Se ci fossero eventuali problemi, o non conoscete bene il posto, o altro, non esitate a contattarmi in privé.

Bella!  :Very Happy: 

Anb

----------

## Jecko_Hee

 *anborn wrote:*   

> 
> 
> Ok, allora é deciso:
> 
> Giovedì 19, ore 18:15, a Lugano (piazzetta della funicolare, in centro)
> ...

 

Confermo la mia presenza.

----------

## koma

cavoli verrei volentieri peccato mi abbiano appena sfasciato la macchina :\ oltretutto nn verrei solo per il meet  :Very Happy:  (basteranno 3 cilum?)

----------

## fedeliallalinea

 *anborn wrote:*   

> Ok, allora é deciso:
> 
> Giovedì 19, ore 18:15, a Lugano (piazzetta della funicolare, in centro)

 

Ok allora vado ad aggiungerlo al sito gechi  :Very Happy:  .

----------

## Raideiin

Ciao a tutti!

Sono anche io dei vostri anche se e' la prima volta che mi sentite (bon, Gentoo non è ancora del tutto installato... ma appena finisco gli esami mi ci rimetto sotto  :Wink: ).

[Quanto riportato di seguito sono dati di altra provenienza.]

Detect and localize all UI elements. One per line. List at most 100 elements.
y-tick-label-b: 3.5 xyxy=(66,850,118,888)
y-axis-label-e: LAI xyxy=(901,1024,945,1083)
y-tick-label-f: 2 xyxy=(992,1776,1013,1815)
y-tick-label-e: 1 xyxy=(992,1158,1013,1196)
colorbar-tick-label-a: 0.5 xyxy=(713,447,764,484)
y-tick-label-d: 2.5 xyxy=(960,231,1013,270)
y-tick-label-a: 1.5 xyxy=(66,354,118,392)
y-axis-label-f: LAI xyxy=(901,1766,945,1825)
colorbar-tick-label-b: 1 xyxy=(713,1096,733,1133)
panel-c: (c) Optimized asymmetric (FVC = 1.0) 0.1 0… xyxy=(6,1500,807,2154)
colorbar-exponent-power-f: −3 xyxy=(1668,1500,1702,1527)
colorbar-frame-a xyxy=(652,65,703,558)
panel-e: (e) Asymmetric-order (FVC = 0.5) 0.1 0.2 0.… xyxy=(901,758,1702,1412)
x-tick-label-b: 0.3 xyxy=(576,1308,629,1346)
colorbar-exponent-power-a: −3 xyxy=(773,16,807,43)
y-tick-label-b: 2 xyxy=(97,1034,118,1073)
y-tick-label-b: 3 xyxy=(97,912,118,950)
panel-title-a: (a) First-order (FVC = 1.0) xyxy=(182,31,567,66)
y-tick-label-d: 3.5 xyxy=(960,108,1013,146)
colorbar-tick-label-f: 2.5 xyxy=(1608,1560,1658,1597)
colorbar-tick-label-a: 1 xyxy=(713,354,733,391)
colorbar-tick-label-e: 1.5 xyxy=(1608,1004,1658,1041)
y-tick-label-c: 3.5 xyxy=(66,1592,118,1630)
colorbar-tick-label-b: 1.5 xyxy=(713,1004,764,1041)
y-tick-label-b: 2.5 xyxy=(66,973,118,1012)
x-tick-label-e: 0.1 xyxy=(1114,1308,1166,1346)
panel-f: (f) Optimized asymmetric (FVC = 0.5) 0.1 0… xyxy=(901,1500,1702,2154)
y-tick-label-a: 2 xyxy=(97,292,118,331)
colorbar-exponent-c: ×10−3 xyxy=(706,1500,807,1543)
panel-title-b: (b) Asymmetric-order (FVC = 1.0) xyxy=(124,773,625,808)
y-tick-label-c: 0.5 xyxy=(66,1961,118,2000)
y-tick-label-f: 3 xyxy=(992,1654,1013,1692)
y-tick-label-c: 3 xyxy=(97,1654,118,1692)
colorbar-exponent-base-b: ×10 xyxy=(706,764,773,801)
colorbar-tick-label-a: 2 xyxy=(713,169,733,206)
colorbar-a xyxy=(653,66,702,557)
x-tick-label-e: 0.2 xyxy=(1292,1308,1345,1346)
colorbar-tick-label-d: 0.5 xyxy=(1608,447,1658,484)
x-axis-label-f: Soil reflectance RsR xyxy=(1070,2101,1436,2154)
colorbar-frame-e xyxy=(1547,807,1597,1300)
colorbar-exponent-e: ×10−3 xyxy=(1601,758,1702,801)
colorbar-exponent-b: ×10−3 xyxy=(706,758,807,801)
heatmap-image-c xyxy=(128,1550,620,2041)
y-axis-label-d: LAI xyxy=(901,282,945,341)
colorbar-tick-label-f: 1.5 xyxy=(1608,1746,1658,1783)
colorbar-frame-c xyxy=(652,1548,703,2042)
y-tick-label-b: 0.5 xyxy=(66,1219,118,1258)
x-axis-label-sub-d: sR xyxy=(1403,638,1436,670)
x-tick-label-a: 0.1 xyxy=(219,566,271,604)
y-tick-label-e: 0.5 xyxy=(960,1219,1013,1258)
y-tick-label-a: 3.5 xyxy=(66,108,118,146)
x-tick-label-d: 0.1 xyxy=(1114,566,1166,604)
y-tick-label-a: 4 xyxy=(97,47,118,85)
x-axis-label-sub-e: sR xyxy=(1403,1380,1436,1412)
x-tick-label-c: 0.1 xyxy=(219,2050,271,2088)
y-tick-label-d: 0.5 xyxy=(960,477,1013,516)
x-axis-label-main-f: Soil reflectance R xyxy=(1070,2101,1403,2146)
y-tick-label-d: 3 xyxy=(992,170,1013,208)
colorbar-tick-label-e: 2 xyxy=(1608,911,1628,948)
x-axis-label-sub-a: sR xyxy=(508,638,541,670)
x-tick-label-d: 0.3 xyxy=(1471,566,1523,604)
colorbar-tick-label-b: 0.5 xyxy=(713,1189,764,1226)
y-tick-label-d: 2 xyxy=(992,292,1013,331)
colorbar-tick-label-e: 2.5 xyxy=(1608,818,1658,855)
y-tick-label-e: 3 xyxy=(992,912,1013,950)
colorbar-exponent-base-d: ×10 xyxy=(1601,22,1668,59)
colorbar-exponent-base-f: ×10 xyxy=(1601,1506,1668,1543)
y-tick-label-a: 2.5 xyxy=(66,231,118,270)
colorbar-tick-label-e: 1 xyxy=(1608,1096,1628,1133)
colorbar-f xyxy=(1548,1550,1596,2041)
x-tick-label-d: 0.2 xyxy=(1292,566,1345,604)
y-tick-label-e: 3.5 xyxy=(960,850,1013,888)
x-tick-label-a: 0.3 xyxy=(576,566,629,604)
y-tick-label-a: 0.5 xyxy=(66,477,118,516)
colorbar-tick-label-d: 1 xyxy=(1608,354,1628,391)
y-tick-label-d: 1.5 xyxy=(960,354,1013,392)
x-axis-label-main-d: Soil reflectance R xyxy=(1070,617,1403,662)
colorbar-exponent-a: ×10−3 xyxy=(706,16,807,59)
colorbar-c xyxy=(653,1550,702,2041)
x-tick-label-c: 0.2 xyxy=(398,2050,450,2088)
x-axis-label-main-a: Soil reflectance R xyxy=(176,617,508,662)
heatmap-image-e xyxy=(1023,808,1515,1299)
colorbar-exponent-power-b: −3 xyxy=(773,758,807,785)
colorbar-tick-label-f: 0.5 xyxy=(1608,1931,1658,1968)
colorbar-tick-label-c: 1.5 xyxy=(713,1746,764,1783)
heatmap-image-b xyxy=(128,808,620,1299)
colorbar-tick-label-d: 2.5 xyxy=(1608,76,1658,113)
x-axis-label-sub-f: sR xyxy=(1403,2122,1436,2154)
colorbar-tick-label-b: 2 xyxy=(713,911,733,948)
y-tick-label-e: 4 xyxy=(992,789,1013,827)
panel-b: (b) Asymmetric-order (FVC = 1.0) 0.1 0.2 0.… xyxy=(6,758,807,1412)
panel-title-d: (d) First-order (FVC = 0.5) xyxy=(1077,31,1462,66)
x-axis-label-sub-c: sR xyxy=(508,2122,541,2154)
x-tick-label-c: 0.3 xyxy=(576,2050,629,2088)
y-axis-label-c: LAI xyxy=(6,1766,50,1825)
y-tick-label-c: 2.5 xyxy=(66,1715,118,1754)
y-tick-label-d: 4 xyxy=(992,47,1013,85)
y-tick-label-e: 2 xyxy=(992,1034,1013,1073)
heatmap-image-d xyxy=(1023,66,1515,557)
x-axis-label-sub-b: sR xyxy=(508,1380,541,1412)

Saluto Anborn e Jecko_Hee, con i quali ho avuto il piacere di incontrarmi per un birrözz un mesetto fa, mi piacerebbe molto conoscervi tutti ma purtroppo per me giovedì è una gran giornata di M, dal momento che alle 18.30 finisco un esame e alle 19 ho una riunione alla quale non posso mancare...

Ma comunque se riesco passo sotto la funicolare per salutarvi...  :Wink:  e senno' sarà per la prossima...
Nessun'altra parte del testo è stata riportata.